7 Kesalahan yang Sering Dilakukan Ketika Renovasi Rumah


Otsukare Blog - Merenovasi sebuah rumah merupakan sebuah proses yang membutuhkan waktu dan perhatian khusus. Misalnya seperti ketika merenovasi pada bagian kamar mandi dan menambahkan walk in closet (ruang untuk berpakaian dan merias diri). Untuk memutuskan setiap detail renovasi, kita ada banyak hal yang harus kita pertimbangkan. Apabila terburu-buru memutuskan, bisa-bisa budget yang kita sediakan terbuang percuma. Jadi, kunci utama renovasi rumah adalah fokus agar terhindar dari kesalahan renovasi. Secara umum, terdapat 7 kesalahan yang sering dilakukan pada saat renovasi. Untuk lebih jelasnya, simaklah uraian di bawah ini.

1. Tidak Memperhatikan Ruangan yang Sering Digunakan
Banyak orang yang tidak menginvestasikan uangnya untuk merenovasi ruangan penting. Misalnya saja seperti dapur ataupun ruang tamu. Padahal, sangatlah penting untuk memprioritaskan ruangan-ruangan tersebut. Ruangan yang memiliki peranan penting dapat menjadi salah satu nilai jual rumah. Apabila ruangan-ruangan tersebut dibuat menarik, nilai jual rumah akan menjadi lebih tinggi. Setelah mengurus ruangan-ruangan yang fungsinya penting, barulah kita dapat mengurus ruangan-ruangan yang memiliki fungsi tambahan seperti ruangan penyimpanan serta ruang kerja.

2. Melewatkan Kamar Mandi
Ketika merenovasi rumah, sangatlah penting untuk melakukan renovasi terhadap kamar mandi. Apabila dilakukan renovasi, kamar mandi akan selalu terlihat menarik dan tidak ketinggalan zaman. Secara tidak langsung, nilai jual rumah kita juga akan lebih membaik. Kita dapat melakukan renovasi sederhana dengan mengganti lantai yang sudah usang dengan lantai batu klasik. Selain itu, kita juga dapat mengganti peralatan yang sudah lama dengan peralatan baru yang terlihat lebih indah. Ingat, renovasi pada kamar mandi tidaklah harus dilakukan secara rinci.

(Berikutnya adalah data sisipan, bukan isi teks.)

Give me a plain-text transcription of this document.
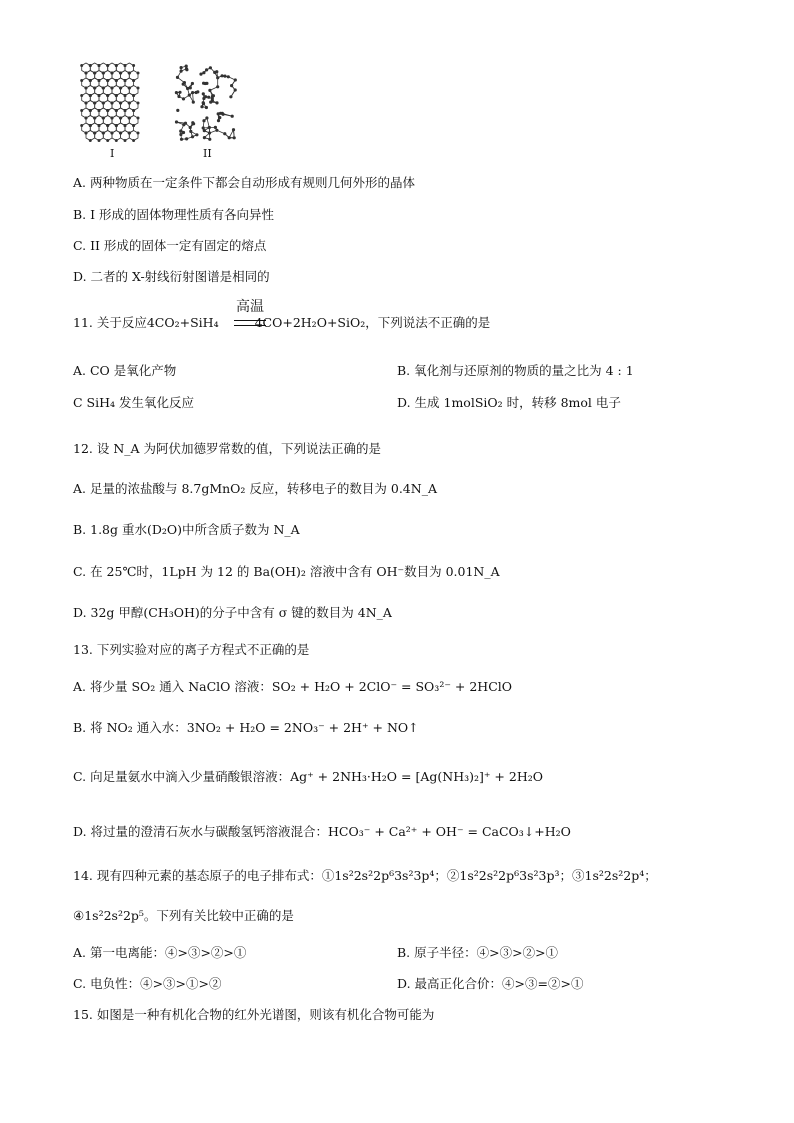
I	II
A. 两种物质在一定条件下都会自动形成有规则几何外形的晶体
B. I 形成的固体物理性质有各向异性
C. II 形成的固体一定有固定的熔点
D. 二者的 X-射线衍射图谱是相同的
11. 关于反应4CO₂+SiH₄	4CO+2H₂O+SiO₂，下列说法不正确的是
高温
A. CO 是氧化产物	B. 氧化剂与还原剂的物质的量之比为 4 : 1
C SiH₄ 发生氧化反应	D. 生成 1molSiO₂ 时，转移 8mol 电子
12. 设 N_A 为阿伏加德罗常数的值，下列说法正确的是
A. 足量的浓盐酸与 8.7gMnO₂ 反应，转移电子的数目为 0.4N_A
B. 1.8g 重水(D₂O)中所含质子数为 N_A
C. 在 25℃时，1LpH 为 12 的 Ba(OH)₂ 溶液中含有 OH⁻数目为 0.01N_A
D. 32g 甲醇(CH₃OH)的分子中含有 σ 键的数目为 4N_A
13. 下列实验对应的离子方程式不正确的是
A. 将少量 SO₂ 通入 NaClO 溶液：SO₂ + H₂O + 2ClO⁻ = SO₃²⁻ + 2HClO
B. 将 NO₂ 通入水：3NO₂ + H₂O = 2NO₃⁻ + 2H⁺ + NO↑
C. 向足量氨水中滴入少量硝酸银溶液：Ag⁺ + 2NH₃·H₂O = [Ag(NH₃)₂]⁺ + 2H₂O
D. 将过量的澄清石灰水与碳酸氢钙溶液混合：HCO₃⁻ + Ca²⁺ + OH⁻ = CaCO₃↓+H₂O
14. 现有四种元素的基态原子的电子排布式：①1s²2s²2p⁶3s²3p⁴；②1s²2s²2p⁶3s²3p³；③1s²2s²2p⁴；
④1s²2s²2p⁵。下列有关比较中正确的是
A. 第一电离能：④>③>②>①	B. 原子半径：④>③>②>①
C. 电负性：④>③>①>②	D. 最高正化合价：④>③=②>①
15. 如图是一种有机化合物的红外光谱图，则该有机化合物可能为
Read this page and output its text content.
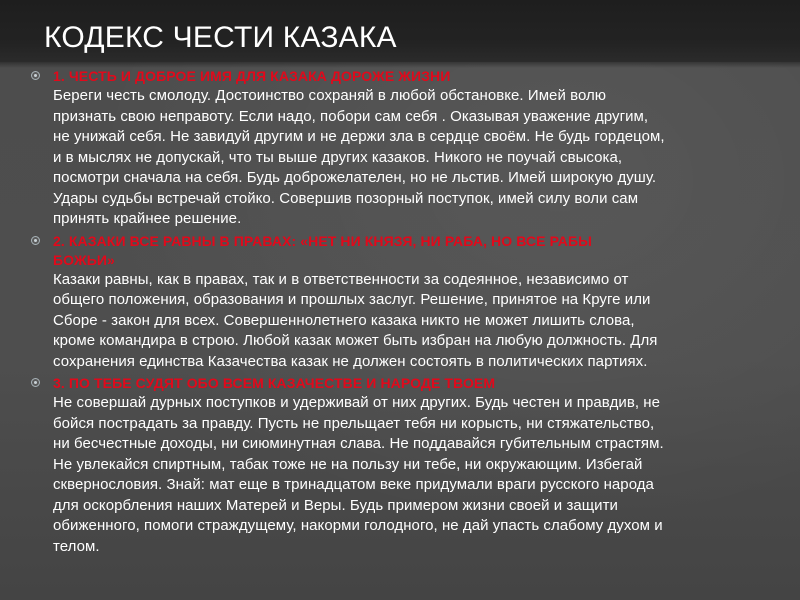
КОДЕКС ЧЕСТИ КАЗАКА
1. ЧЕСТЬ И ДОБРОЕ ИМЯ ДЛЯ КАЗАКА ДОРОЖЕ ЖИЗНИ
Береги честь смолоду. Достоинство сохраняй в любой обстановке. Имей волю
признать свою неправоту. Если надо, побори сам себя . Оказывая уважение другим,
не унижай себя. Не завидуй другим и не держи зла в сердце своём. Не будь гордецом,
и в мыслях не допускай, что ты выше других казаков. Никого не поучай свысока,
посмотри сначала на себя. Будь доброжелателен, но не льстив. Имей широкую душу.
Удары судьбы встречай стойко. Совершив позорный поступок, имей силу воли сам
принять крайнее решение.
2. КАЗАКИ ВСЕ РАВНЫ В ПРАВАХ: «НЕТ НИ КНЯЗЯ, НИ РАБА, НО ВСЕ РАБЫ
БОЖЬИ»
Казаки равны, как в правах, так и в ответственности за содеянное, независимо от
общего положения, образования и прошлых заслуг. Решение, принятое на Круге или
Сборе - закон для всех. Совершеннолетнего казака никто не может лишить слова,
кроме командира в строю. Любой казак может быть избран на любую должность. Для
сохранения единства Казачества казак не должен состоять в политических партиях.
3. ПО ТЕБЕ СУДЯТ ОБО ВСЕМ КАЗАЧЕСТВЕ И НАРОДЕ ТВОЕМ
Не совершай дурных поступков и удерживай от них других. Будь честен и правдив, не
бойся пострадать за правду. Пусть не прельщает тебя ни корысть, ни стяжательство,
ни бесчестные доходы, ни сиюминутная слава. Не поддавайся губительным страстям.
Не увлекайся спиртным, табак тоже не на пользу ни тебе, ни окружающим. Избегай
сквернословия. Знай: мат еще в тринадцатом веке придумали враги русского народа
для оскорбления наших Матерей и Веры. Будь примером жизни своей и защити
обиженного, помоги страждущему, накорми голодного, не дай упасть слабому духом и
телом.
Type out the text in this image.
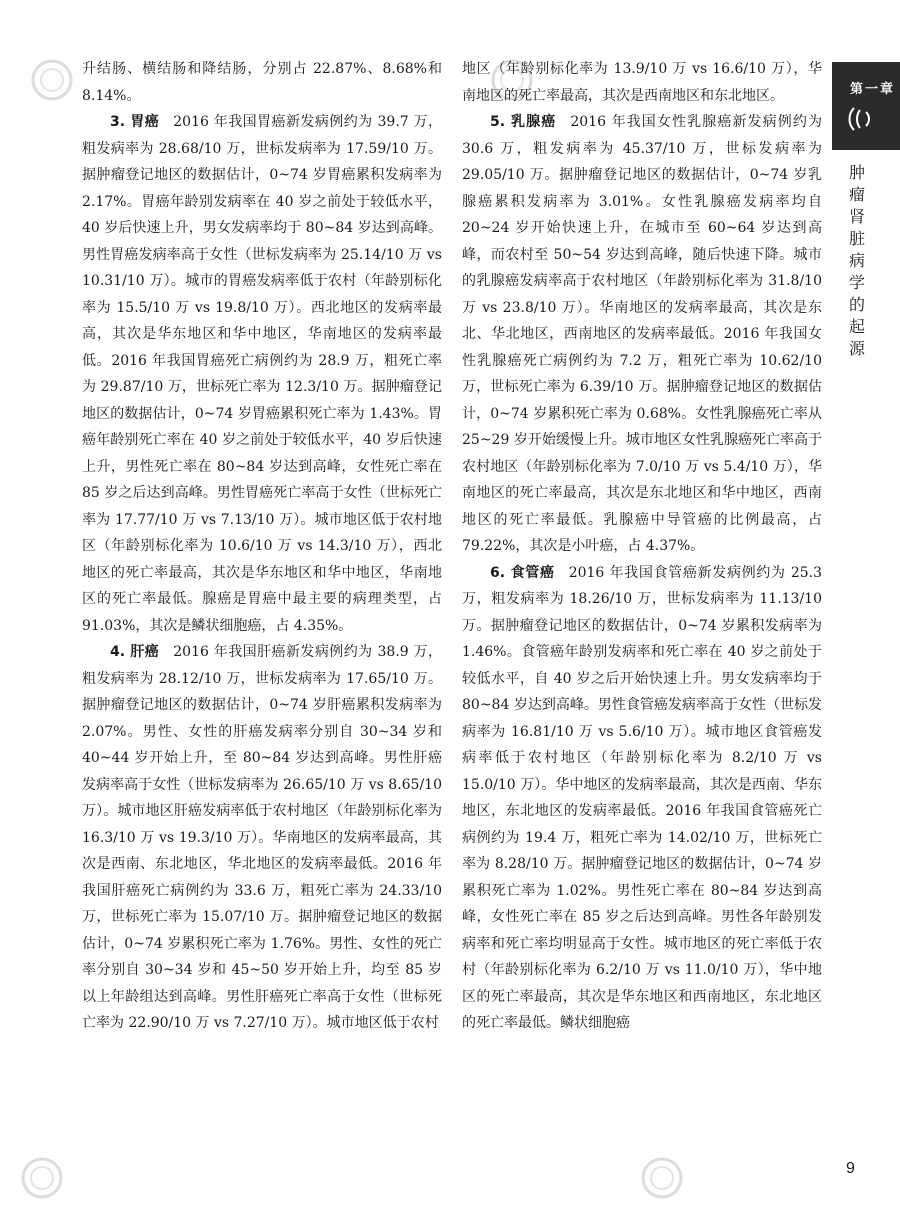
升结肠、横结肠和降结肠，分别占 22.87%、8.68%和 8.14%。

3. 胃癌  2016 年我国胃癌新发病例约为 39.7 万，粗发病率为 28.68/10 万，世标发病率为 17.59/10 万。据肿瘤登记地区的数据估计，0~74 岁胃癌累积发病率为 2.17%。胃癌年龄别发病率在 40 岁之前处于较低水平，40 岁后快速上升，男女发病率均于 80~84 岁达到高峰。男性胃癌发病率高于女性（世标发病率为 25.14/10 万 vs 10.31/10 万）。城市的胃癌发病率低于农村（年龄别标化率为 15.5/10 万 vs 19.8/10 万）。西北地区的发病率最高，其次是华东地区和华中地区，华南地区的发病率最低。2016 年我国胃癌死亡病例约为 28.9 万，粗死亡率为 29.87/10 万，世标死亡率为 12.3/10 万。据肿瘤登记地区的数据估计，0~74 岁胃癌累积死亡率为 1.43%。胃癌年龄别死亡率在 40 岁之前处于较低水平，40 岁后快速上升，男性死亡率在 80~84 岁达到高峰，女性死亡率在 85 岁之后达到高峰。男性胃癌死亡率高于女性（世标死亡率为 17.77/10 万 vs 7.13/10 万）。城市地区低于农村地区（年龄别标化率为 10.6/10 万 vs 14.3/10 万），西北地区的死亡率最高，其次是华东地区和华中地区，华南地区的死亡率最低。腺癌是胃癌中最主要的病理类型，占 91.03%，其次是鳞状细胞癌，占 4.35%。

4. 肝癌  2016 年我国肝癌新发病例约为 38.9 万，粗发病率为 28.12/10 万，世标发病率为 17.65/10 万。据肿瘤登记地区的数据估计，0~74 岁肝癌累积发病率为 2.07%。男性、女性的肝癌发病率分别自 30~34 岁和 40~44 岁开始上升，至 80~84 岁达到高峰。男性肝癌发病率高于女性（世标发病率为 26.65/10 万 vs 8.65/10 万）。城市地区肝癌发病率低于农村地区（年龄别标化率为 16.3/10 万 vs 19.3/10 万）。华南地区的发病率最高，其次是西南、东北地区，华北地区的发病率最低。2016 年我国肝癌死亡病例约为 33.6 万，粗死亡率为 24.33/10 万，世标死亡率为 15.07/10 万。据肿瘤登记地区的数据估计，0~74 岁累积死亡率为 1.76%。男性、女性的死亡率分别自 30~34 岁和 45~50 岁开始上升，均至 85 岁以上年龄组达到高峰。男性肝癌死亡率高于女性（世标死亡率为 22.90/10 万 vs 7.27/10 万）。城市地区低于农村

地区（年龄别标化率为 13.9/10 万 vs 16.6/10 万），华南地区的死亡率最高，其次是西南地区和东北地区。

5. 乳腺癌  2016 年我国女性乳腺癌新发病例约为 30.6 万，粗发病率为 45.37/10 万，世标发病率为 29.05/10 万。据肿瘤登记地区的数据估计，0~74 岁乳腺癌累积发病率为 3.01%。女性乳腺癌发病率均自 20~24 岁开始快速上升，在城市至 60~64 岁达到高峰，而农村至 50~54 岁达到高峰，随后快速下降。城市的乳腺癌发病率高于农村地区（年龄别标化率为 31.8/10 万 vs 23.8/10 万）。华南地区的发病率最高，其次是东北、华北地区，西南地区的发病率最低。2016 年我国女性乳腺癌死亡病例约为 7.2 万，粗死亡率为 10.62/10 万，世标死亡率为 6.39/10 万。据肿瘤登记地区的数据估计，0~74 岁累积死亡率为 0.68%。女性乳腺癌死亡率从 25~29 岁开始缓慢上升。城市地区女性乳腺癌死亡率高于农村地区（年龄别标化率为 7.0/10 万 vs 5.4/10 万），华南地区的死亡率最高，其次是东北地区和华中地区，西南地区的死亡率最低。乳腺癌中导管癌的比例最高，占 79.22%，其次是小叶癌，占 4.37%。

6. 食管癌  2016 年我国食管癌新发病例约为 25.3 万，粗发病率为 18.26/10 万，世标发病率为 11.13/10 万。据肿瘤登记地区的数据估计，0~74 岁累积发病率为 1.46%。食管癌年龄别发病率和死亡率在 40 岁之前处于较低水平，自 40 岁之后开始快速上升。男女发病率均于 80~84 岁达到高峰。男性食管癌发病率高于女性（世标发病率为 16.81/10 万 vs 5.6/10 万）。城市地区食管癌发病率低于农村地区（年龄别标化率为 8.2/10 万 vs 15.0/10 万）。华中地区的发病率最高，其次是西南、华东地区，东北地区的发病率最低。2016 年我国食管癌死亡病例约为 19.4 万，粗死亡率为 14.02/10 万，世标死亡率为 8.28/10 万。据肿瘤登记地区的数据估计，0~74 岁累积死亡率为 1.02%。男性死亡率在 80~84 岁达到高峰，女性死亡率在 85 岁之后达到高峰。男性各年龄别发病率和死亡率均明显高于女性。城市地区的死亡率低于农村（年龄别标化率为 6.2/10 万 vs 11.0/10 万），华中地区的死亡率最高，其次是华东地区和西南地区，东北地区的死亡率最低。鳞状细胞癌

第一章
肿瘤肾脏病学的起源
9
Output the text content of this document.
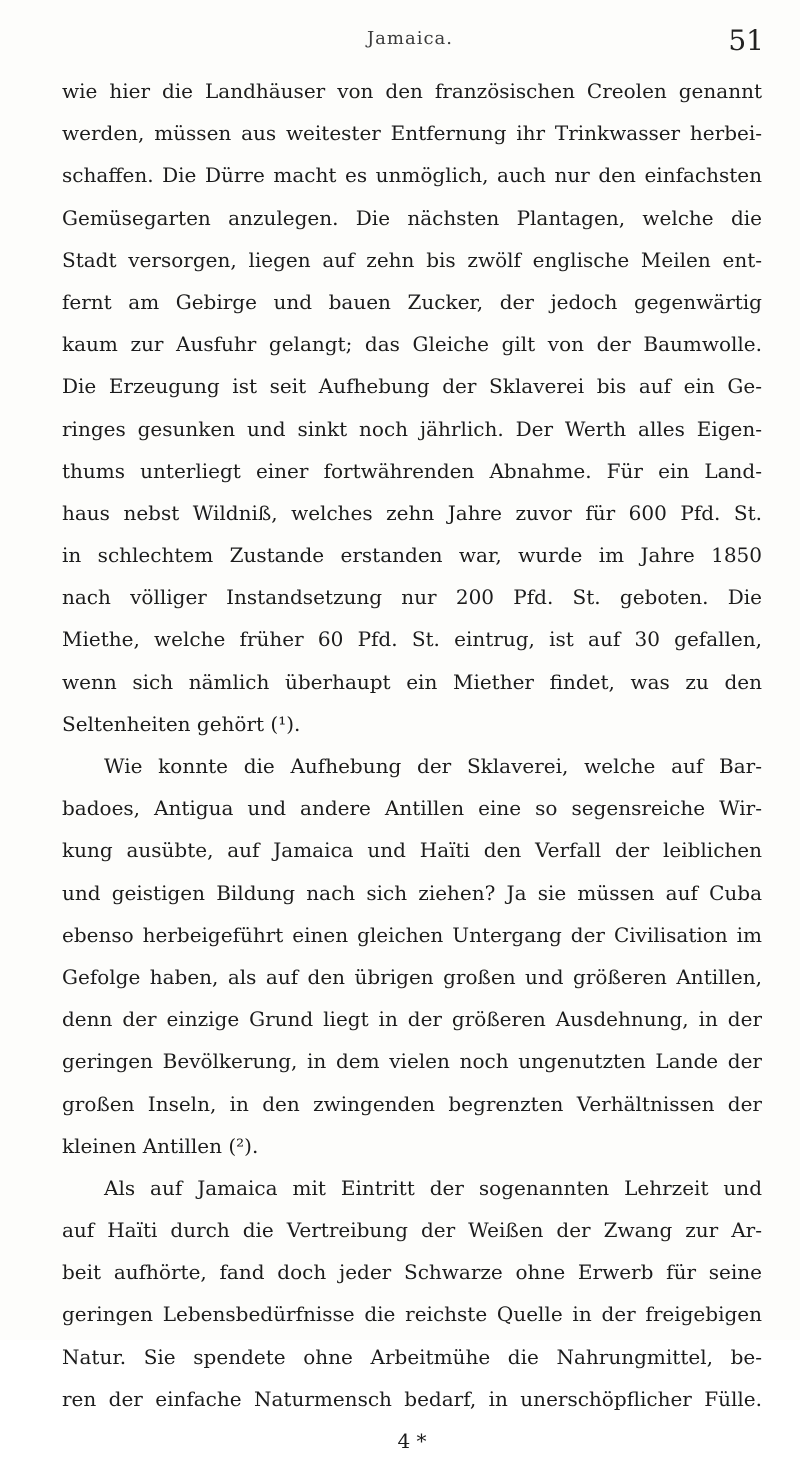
Jamaica.	51
wie hier die Landhäuser von den französischen Creolen genannt
werden, müssen aus weitester Entfernung ihr Trinkwasser herbei-
schaffen. Die Dürre macht es unmöglich, auch nur den einfachsten
Gemüsegarten anzulegen. Die nächsten Plantagen, welche die
Stadt versorgen, liegen auf zehn bis zwölf englische Meilen ent-
fernt am Gebirge und bauen Zucker, der jedoch gegenwärtig
kaum zur Ausfuhr gelangt; das Gleiche gilt von der Baumwolle.
Die Erzeugung ist seit Aufhebung der Sklaverei bis auf ein Ge-
ringes gesunken und sinkt noch jährlich. Der Werth alles Eigen-
thums unterliegt einer fortwährenden Abnahme. Für ein Land-
haus nebst Wildniß, welches zehn Jahre zuvor für 600 Pfd. St.
in schlechtem Zustande erstanden war, wurde im Jahre 1850
nach völliger Instandsetzung nur 200 Pfd. St. geboten. Die
Miethe, welche früher 60 Pfd. St. eintrug, ist auf 30 gefallen,
wenn sich nämlich überhaupt ein Miether findet, was zu den
Seltenheiten gehört (¹).
Wie konnte die Aufhebung der Sklaverei, welche auf Bar-
badoes, Antigua und andere Antillen eine so segensreiche Wir-
kung ausübte, auf Jamaica und Haïti den Verfall der leiblichen
und geistigen Bildung nach sich ziehen? Ja sie müssen auf Cuba
ebenso herbeigeführt einen gleichen Untergang der Civilisation im
Gefolge haben, als auf den übrigen großen und größeren Antillen,
denn der einzige Grund liegt in der größeren Ausdehnung, in der
geringen Bevölkerung, in dem vielen noch ungenutzten Lande der
großen Inseln, in den zwingenden begrenzten Verhältnissen der
kleinen Antillen (²).
Als auf Jamaica mit Eintritt der sogenannten Lehrzeit und
auf Haïti durch die Vertreibung der Weißen der Zwang zur Ar-
beit aufhörte, fand doch jeder Schwarze ohne Erwerb für seine
geringen Lebensbedürfnisse die reichste Quelle in der freigebigen
Natur. Sie spendete ohne Arbeitmühe die Nahrungmittel, be-
ren der einfache Naturmensch bedarf, in unerschöpflicher Fülle.
4 *
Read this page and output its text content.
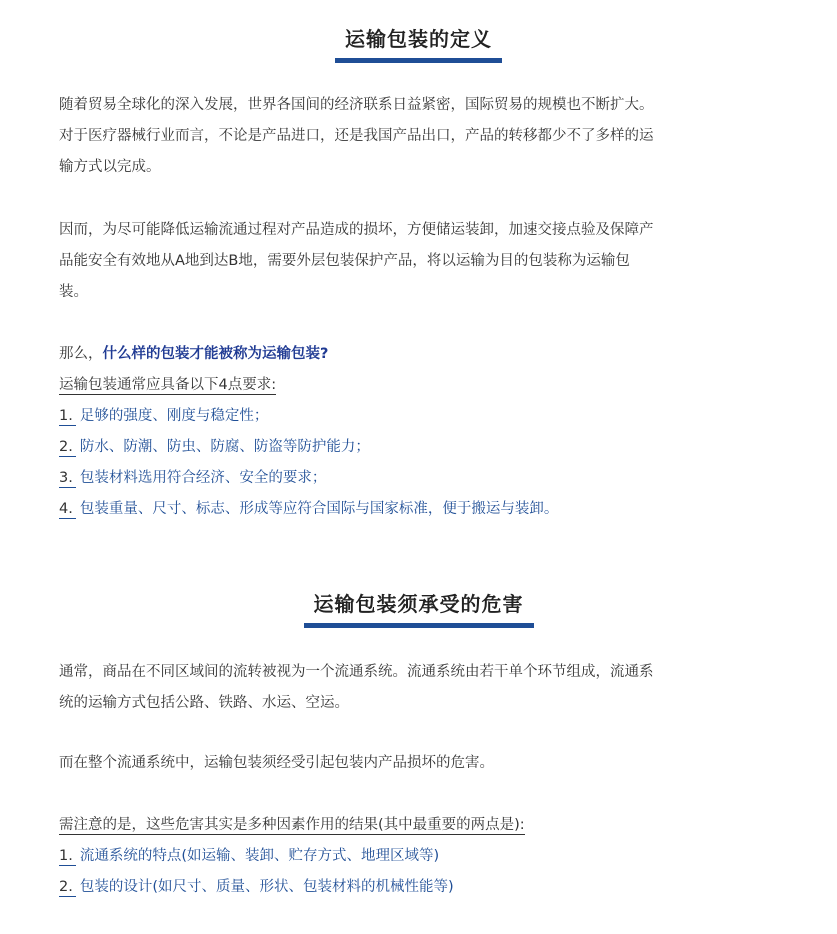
运输包装的定义

随着贸易全球化的深入发展，世界各国间的经济联系日益紧密，国际贸易的规模也不断扩大。
对于医疗器械行业而言，不论是产品进口，还是我国产品出口，产品的转移都少不了多样的运
输方式以完成。

因而，为尽可能降低运输流通过程对产品造成的损坏，方便储运装卸，加速交接点验及保障产
品能安全有效地从A地到达B地，需要外层包装保护产品，将以运输为目的包装称为运输包
装。

那么，什么样的包装才能被称为运输包装?
运输包装通常应具备以下4点要求:

1. 足够的强度、刚度与稳定性；
2. 防水、防潮、防虫、防腐、防盗等防护能力；
3. 包装材料选用符合经济、安全的要求；
4. 包装重量、尺寸、标志、形成等应符合国际与国家标准，便于搬运与装卸。
运输包装须承受的危害

通常，商品在不同区域间的流转被视为一个流通系统。流通系统由若干单个环节组成，流通系
统的运输方式包括公路、铁路、水运、空运。

而在整个流通系统中，运输包装须经受引起包装内产品损坏的危害。

需注意的是，这些危害其实是多种因素作用的结果(其中最重要的两点是):

1. 流通系统的特点(如运输、装卸、贮存方式、地理区域等)
2. 包装的设计(如尺寸、质量、形状、包装材料的机械性能等)
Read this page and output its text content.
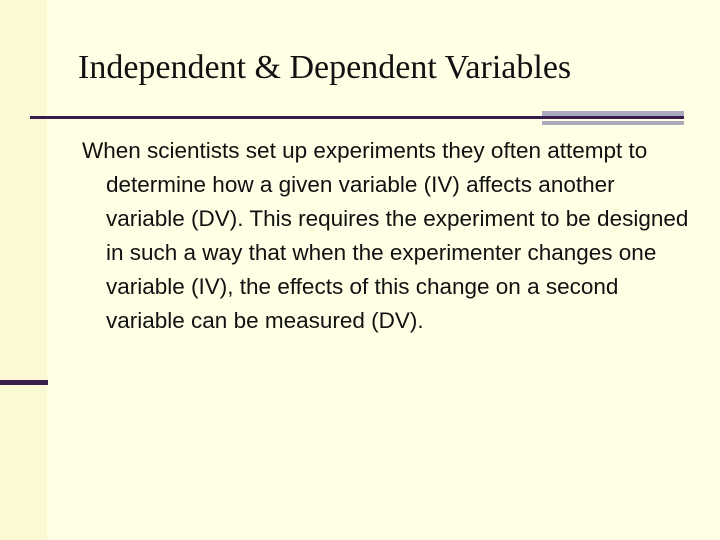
Independent & Dependent Variables

When scientists set up experiments they often attempt to determine how a given variable (IV) affects another variable (DV). This requires the experiment to be designed in such a way that when the experimenter changes one variable (IV), the effects of this change on a second variable can be measured (DV).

3. Melupakan Landscaping (Penataan Rumah)
Melakukan landscaping (penataan rumah) merupakan salah satu hal yang harus dilakukan ketika renovasi. Penataan yang baik dapat menciptakan suasana yang nyaman. Jadi, jangan sampai melewatkan penataan pada bagian interior karena hal ini berpengaruh pada kenyamanan penghuninya. Landscaping yang baik akan menciptakan suasana dinamis pada bagian dalam maupun bagian luar.

4. Tidak Mempedulikan Arsitekstur Asli Rumah
Memberikan kombinasi gaya yang berbeda pada rumah kita memang merupakan hal yang baik. Namun, kita harus dapat memahami kerangka rumah kita. Selain itu, kita juga harus mengetahui arsitektur asli rumah kita. Jangan sampai gaya baru yang kita terapkan malah membuat rumah terlihat tidak menarik. Apabila kita ragu untuk memadukan gaya pada rumah kita, cobalah untuk meminta pendapat orang ahli seperti arsitek maupun designer.

5. Terburu-Buru Memutuskan Kontraktor
Kesalahan kelima yang sering terjadi ketika renovasi rumah ialah memutuskan kontraktor secara terburu-buru. Padahal, memilih kontraktor juga membutuhkan proses yang tidak instan. Kita sebaiknya memilih kontraktor dari referensi kenalan kita. Selain itu, kita juga harus memastikan kontraktor tersebut memilili portofolio yang baik. Jadi, selain membandingkan harga yang dipasang, kita juga harus bertanya mengenai kepuasan klien-klien sebelumnya.

6. Untuk Renovasi yang Kompleks, Sewalah Jasa Arsitek dan Designer
Menggunakan jasa arsitek dan designer dapat memudahkan kita mengatur proyek renovasi. Mereka dapat memberikan saran terbaik mengenai bagian renovasi yang dibutuhkan rumah kita. Selain itu, arsitek dan designer biasanya juga sudah memiliki jaringan dengan supplier furniture. Jadi, kita dapat memperoleh furniture berkualitas dengan harga yang lebih terjangkau.

7. Menyiapkan Budget yang Pas-Pasan
Untuk melakukan renovasi rumah kita setidaknya harus menyiapkan 15-20% budget tambahan. Hal ini akan menolong kita jika terjadi hal diluar ekspetasi ketika proses renovasi. Proses renovasi kita akan tetap berjalan meskipun muncul masalah di dalamnya.